You are using glm(...)
incorrectly, which IMO is a much bigger problem than offsets.
The main underlying assumption in least squares regression is that the error in the response is normally distributed with constant variance. If the error in Y
is normally distributed, then log(Y)
most certainly is not. So, while you can "run the numbers" on a fit of log(Y)~X
, the results will not be meaningful. The theory of generalized linear modelling was developed to deal with this problem. So using glm, rather than fit log(Y) ~X
you should fit Y~X
with family=poisson
. The former fits
log(Y) = b0 + b1x
while the latter fits
Y = exp(b0 + b1x)
In the latter case, if the error in Y
is normally distributed, and if the model is valid, then the residuals will be normally distributed, as required. Note that these two approaches give very different results for b0 and b1.
fit.incorrect <- glm(log(Y)~X,data=data2)
fit.correct <- glm(Y~X,data=data2,family=poisson)
coef(summary(fit.incorrect))
# Estimate Std. Error t value Pr(>|t|)
# (Intercept) 6.0968294 0.44450740 13.71592 0.0001636875
# X -0.2984013 0.07340798 -4.06497 0.0152860490
coef(summary(fit.correct))
# Estimate Std. Error z value Pr(>|z|)
# (Intercept) 5.8170223 0.04577816 127.06982 0.000000e+00
# X -0.2063744 0.01122240 -18.38951 1.594013e-75
In particular, the coefficient of X
is almost 30% smaller when using the correct approach.
Notice how the models differ:
plot(Y~X,data2)
curve(exp(coef(fit.incorrect)[1]+x*coef(fit.incorrect)[2]),
add=T,col="red")
curve(predict(fit.correct, type="response",newdata=data.frame(X=x)),
add=T,col="blue")

The result of the correct fit (blue curve) passes through the data more or less randomly, while the result of the incorrect fit grossly overestimates the data for small X
and underestimates the data for larger X
. I wonder if this is why you want to "fix" the intercept.
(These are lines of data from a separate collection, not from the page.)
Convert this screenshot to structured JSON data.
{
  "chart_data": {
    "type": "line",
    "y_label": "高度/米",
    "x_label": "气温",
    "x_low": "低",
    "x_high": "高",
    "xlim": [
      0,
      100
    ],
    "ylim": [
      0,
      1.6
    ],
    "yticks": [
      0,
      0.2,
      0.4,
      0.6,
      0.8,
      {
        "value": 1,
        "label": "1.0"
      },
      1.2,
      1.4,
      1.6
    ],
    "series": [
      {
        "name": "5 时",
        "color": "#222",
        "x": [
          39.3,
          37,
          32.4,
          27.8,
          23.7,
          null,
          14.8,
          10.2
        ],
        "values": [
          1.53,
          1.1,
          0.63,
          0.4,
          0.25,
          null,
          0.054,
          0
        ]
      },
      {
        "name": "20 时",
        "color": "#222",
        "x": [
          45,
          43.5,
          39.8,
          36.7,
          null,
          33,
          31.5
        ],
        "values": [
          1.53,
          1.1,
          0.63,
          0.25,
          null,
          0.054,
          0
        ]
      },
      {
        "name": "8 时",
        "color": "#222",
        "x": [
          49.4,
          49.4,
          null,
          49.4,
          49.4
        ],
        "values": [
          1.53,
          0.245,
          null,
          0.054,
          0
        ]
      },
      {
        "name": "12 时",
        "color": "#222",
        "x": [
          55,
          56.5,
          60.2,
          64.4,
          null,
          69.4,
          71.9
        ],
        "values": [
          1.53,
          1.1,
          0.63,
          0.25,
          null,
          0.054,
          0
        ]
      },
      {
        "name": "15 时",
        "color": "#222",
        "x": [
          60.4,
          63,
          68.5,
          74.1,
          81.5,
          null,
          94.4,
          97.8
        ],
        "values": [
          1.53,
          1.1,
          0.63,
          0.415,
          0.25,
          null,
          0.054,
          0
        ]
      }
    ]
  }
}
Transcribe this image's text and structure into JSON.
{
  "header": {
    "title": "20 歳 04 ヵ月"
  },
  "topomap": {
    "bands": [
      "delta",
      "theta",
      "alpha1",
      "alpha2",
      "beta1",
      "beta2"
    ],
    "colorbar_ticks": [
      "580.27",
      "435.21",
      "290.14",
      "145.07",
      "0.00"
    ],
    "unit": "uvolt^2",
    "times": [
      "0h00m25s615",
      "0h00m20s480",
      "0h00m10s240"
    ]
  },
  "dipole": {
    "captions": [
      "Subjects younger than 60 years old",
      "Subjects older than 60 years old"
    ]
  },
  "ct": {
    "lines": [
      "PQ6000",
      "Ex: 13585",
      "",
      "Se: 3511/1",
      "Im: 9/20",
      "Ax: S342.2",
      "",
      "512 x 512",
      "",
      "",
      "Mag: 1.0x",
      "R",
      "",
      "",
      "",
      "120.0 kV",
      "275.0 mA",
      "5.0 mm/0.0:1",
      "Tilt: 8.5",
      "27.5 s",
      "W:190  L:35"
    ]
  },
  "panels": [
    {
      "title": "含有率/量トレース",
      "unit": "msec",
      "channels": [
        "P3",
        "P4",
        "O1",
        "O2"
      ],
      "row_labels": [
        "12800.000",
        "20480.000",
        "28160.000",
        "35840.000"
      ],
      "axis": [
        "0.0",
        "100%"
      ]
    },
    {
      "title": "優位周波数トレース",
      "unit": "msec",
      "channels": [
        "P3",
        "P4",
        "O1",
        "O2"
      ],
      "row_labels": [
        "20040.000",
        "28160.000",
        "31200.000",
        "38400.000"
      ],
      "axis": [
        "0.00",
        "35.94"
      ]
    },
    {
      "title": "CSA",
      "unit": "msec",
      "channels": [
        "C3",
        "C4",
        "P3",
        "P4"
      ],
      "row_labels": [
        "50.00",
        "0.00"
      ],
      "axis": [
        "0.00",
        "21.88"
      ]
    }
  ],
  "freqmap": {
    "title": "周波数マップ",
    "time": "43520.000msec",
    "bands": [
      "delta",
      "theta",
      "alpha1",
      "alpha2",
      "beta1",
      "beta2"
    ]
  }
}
Looking at the other answer, you can see that when you do fix Y0 = 300, the fit underestimates throughout.
In contrast, let's see what happens when we fix Y0 using glm properly.
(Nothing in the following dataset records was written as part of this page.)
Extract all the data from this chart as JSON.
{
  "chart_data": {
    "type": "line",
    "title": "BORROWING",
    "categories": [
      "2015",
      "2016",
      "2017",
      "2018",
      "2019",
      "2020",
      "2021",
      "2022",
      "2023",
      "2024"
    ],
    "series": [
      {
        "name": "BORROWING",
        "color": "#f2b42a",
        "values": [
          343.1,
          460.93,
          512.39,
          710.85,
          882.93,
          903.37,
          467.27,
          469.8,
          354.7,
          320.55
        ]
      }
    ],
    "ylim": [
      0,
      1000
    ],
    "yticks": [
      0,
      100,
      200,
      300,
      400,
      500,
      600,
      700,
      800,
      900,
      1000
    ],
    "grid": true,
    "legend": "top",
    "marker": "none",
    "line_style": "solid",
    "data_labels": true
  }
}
data2$b0 <- log(300) # add the offset as a separate column
# b0 not fixed
fit <- glm(Y~X,data2,family=poisson)
plot(Y~X,data2)
curve(predict(fit,type="response",newdata=data.frame(X=x)),
add=TRUE,col="blue")
# b0 fixed so that Y0 = 300
fit.fixed <-glm(Y~X-1+offset(b0), data2,family=poisson)
curve(predict(fit.fixed,type="response",newdata=data.frame(X=x,b0=log(300))),
add=TRUE,col="green")

Here, the blue curve is the unconstrained fit (done properly), and the green curve is the fit constraining Y0 = 300. You cna see that they do not differ very much, because the correct (unconstrained) fit is already quite good.